Y es que hay un sentido magnánimo dentro de la capacidad fílmica de Morris que además tuvo un peso fuerte en la campaña de Miramax que vendió la película como una de horror… y no se equivocaban. Claro que la intención de cierto infame era la de conseguir ventaja comercial asociándola a una obra más cercana a una película de monstruos, pero dicha decisión contribuye a que analicemos el proyecto con un enfoque más preocupante, que evidencia las fallas en el mundo judicial que tiempo después, Morris encontraría como material infinito de creatividad, por las incoherencias morales a las que se presentan ciertos de personas desafortunadas de vivir bajo la expresión de “entre la espada, y la pared”.
Los miembros de la Academia –como de costumbre- no supieron qué hacer con La delgada línea azul y argumentaron su omisión dentro de los OSCAR por contener escenas dramáticas ficticias.

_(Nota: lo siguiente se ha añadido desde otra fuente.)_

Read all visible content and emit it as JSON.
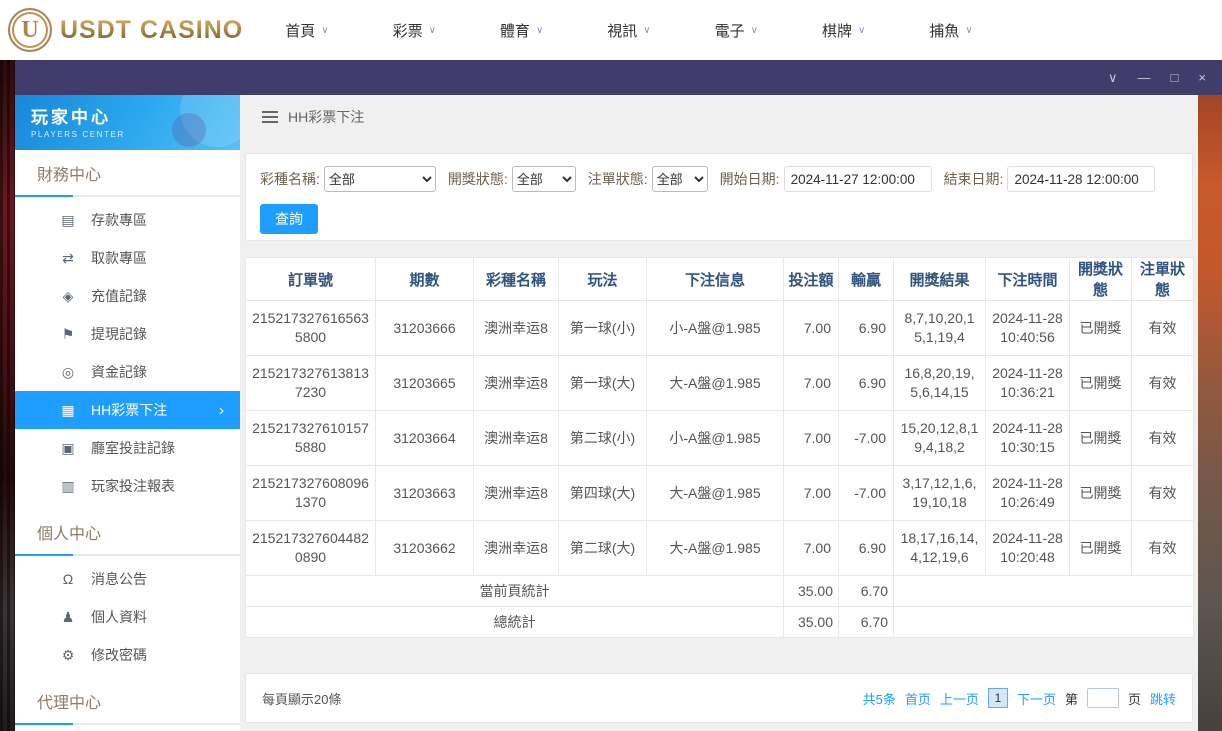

Y lo que ellos tacharon en esnobismo, dio florecimiento a una oleada de cineastas que veían las proposiciones expositivas del director como una invitación a explorar restricciones, y a idear el documental como material digno de recordar, de estremecernos y sin perder su esencia de disfrute, y reflexión. Razones que entendieron a la perfección algunos, y siguen usando este encomio al crimen, como un punto de venta fácil en audiencias.
Y no todos los días una película documental rompe barreras, establece un subgénero, resuelve un crimen y se vuelve la carta de inicio a un director que se puede defender como autor en el sentido más auténtico de la definición glorificadora: es así de extraño.